LinkedIn is adding machine learning technology from parent company Microsoft in order to help improve the quality of feeds by detecting and removing more inappropriate content.
Detailed on the LinkedIn Engineering blog, the new process will enable LinkedIn to boost its content detection capacity by adding in Microsoft’s ‘Content Moderator’ system, which is able to catch potentially offensive material as it’s posted.
As explained by LinkedIn:
“Content Moderator’s machine-assisted scanning covers text, images, and videos. LinkedIn’s [existing detection process] utilizes LinkedIn’s in-house knowledge base and capabilities to classify images, text, and videos along similar categories. Despite their similarities in purpose, the two tools have unique components that, when combined, are extremely beneficial to us. First, Content Moderator’s classifiers are trained on content previously unseen on the LinkedIn feed, which allows us to increase the volume of inappropriate content we can successfully classify. In other words, by combining LinkedIn and Content Moderator classifiers, we hope to improve both recall (i.e., the total amount of poor quality content caught) and precision (i.e., keep the number of false positives low).”
It’s another way for LinkedIn to utilize Microsoft’s more advanced tools, particularly in regards to machine learning, to help improve its platform.
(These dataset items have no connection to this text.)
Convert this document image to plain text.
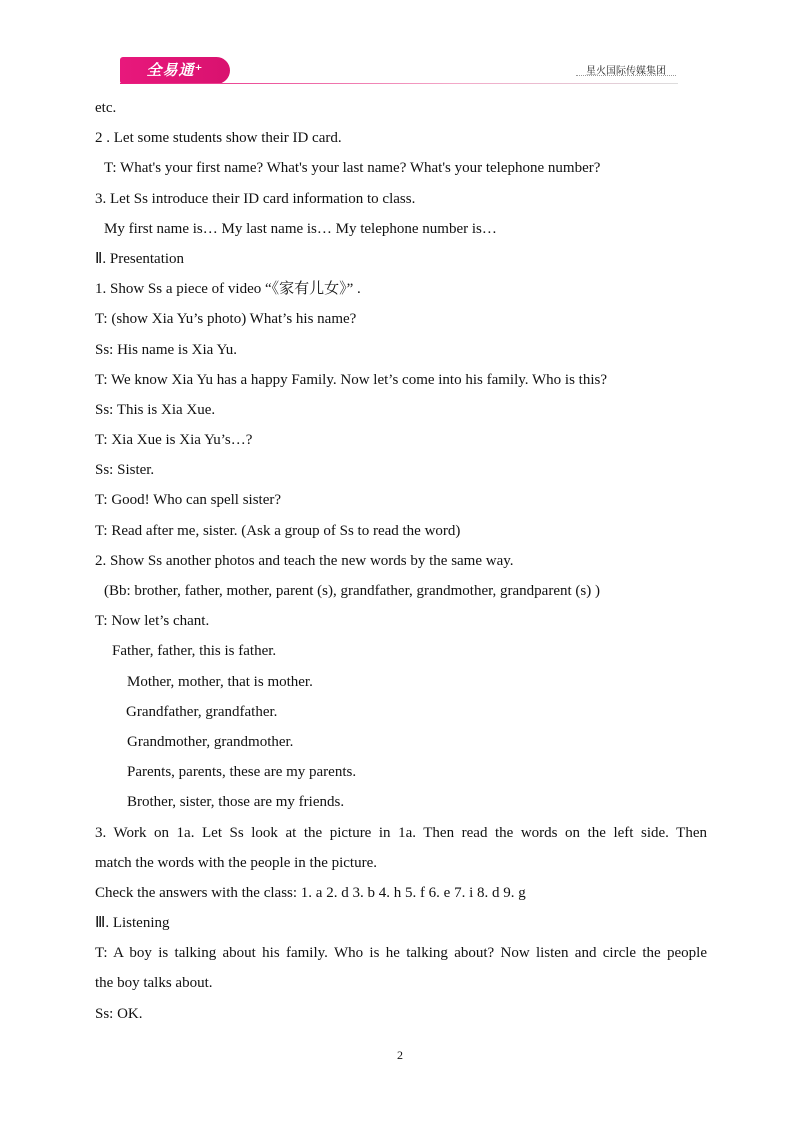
全易通⁺	星火国际传媒集团
etc.
2 . Let some students show their ID card.
T: What's your first name? What's your last name? What's your telephone number?
3. Let Ss introduce their ID card information to class.
My first name is… My last name is… My telephone number is…
Ⅱ. Presentation
1. Show Ss a piece of video “《家有儿女》” .
T: (show Xia Yu’s photo) What’s his name?
Ss: His name is Xia Yu.
T: We know Xia Yu has a happy Family. Now let’s come into his family. Who is this?
Ss: This is Xia Xue.
T: Xia Xue is Xia Yu’s…?
Ss: Sister.
T: Good! Who can spell sister?
T: Read after me, sister. (Ask a group of Ss to read the word)
2. Show Ss another photos and teach the new words by the same way.
(Bb: brother, father, mother, parent (s), grandfather, grandmother, grandparent (s) )
T: Now let’s chant.
Father, father, this is father.
Mother, mother, that is mother.
Grandfather, grandfather.
Grandmother, grandmother.
Parents, parents, these are my parents.
Brother, sister, those are my friends.
3. Work on 1a. Let Ss look at the picture in 1a. Then read the words on the left side. Then
match the words with the people in the picture.
Check the answers with the class: 1. a 2. d 3. b 4. h 5. f 6. e 7. i 8. d 9. g
Ⅲ. Listening
T: A boy is talking about his family. Who is he talking about? Now listen and circle the people
the boy talks about.
Ss: OK.
2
And while this update is specifically focused on detecting and removing inappropriate material from feeds, it may also point to future advances for LinkedIn’s algorithms, helping to provide more context, relevance, and importantly, timeliness to the updates included on your home screen.
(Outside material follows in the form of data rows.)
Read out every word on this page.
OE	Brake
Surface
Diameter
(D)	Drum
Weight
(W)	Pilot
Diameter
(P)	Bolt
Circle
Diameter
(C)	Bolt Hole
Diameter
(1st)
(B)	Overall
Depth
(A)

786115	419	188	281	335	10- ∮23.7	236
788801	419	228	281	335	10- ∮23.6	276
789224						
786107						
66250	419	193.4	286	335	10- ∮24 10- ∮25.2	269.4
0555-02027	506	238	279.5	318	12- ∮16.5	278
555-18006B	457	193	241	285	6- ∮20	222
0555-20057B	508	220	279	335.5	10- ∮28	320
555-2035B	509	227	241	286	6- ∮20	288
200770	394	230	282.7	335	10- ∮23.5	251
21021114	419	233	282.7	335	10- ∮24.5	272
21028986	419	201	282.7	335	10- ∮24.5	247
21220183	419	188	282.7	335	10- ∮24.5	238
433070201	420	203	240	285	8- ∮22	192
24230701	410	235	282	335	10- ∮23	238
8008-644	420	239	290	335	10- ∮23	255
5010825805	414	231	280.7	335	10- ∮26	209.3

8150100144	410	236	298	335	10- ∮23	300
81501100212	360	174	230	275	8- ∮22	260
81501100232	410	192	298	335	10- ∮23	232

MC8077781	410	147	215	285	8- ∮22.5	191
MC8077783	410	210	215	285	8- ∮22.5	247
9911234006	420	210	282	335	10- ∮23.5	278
I don’t know about you, but I still regularly see LinkedIn posts in my feed which are well beyond relevance because they were posted so long ago.
The amount of activity on this particular post may be what’s kept it around, but still, I see others which have no reason to repeatedly come up, including reminders for events which keep appearing weeks after the actual date.
That’s likely difficult for LinkedIn’s systems to detect, but surely, with the advanced capabilities of Microsoft’s AI tools, they’d be able to better contextualize the wording and post time of such updates, and better understand their relationship to time.
And this is just one aspect - LinkedIn’s feed algorithms still seem like they have a way to go before they enable the main feed to become a truly relevant, optimally helpful tool. In the mobile app, where LinkedIn has put more emphasis (LinkedIn has more mobile users than desktop), it is better, but still, further alignment with Microsoft’s more advanced tools will no doubt help.
It’s yet to be seen if that’s the direction LinkedIn's headed with such updates, but the gradual integration of Microsoft’s tech into such areas holds a lot of promise. Starting with the detection of potentially offensive content is likely just the beginning of this process.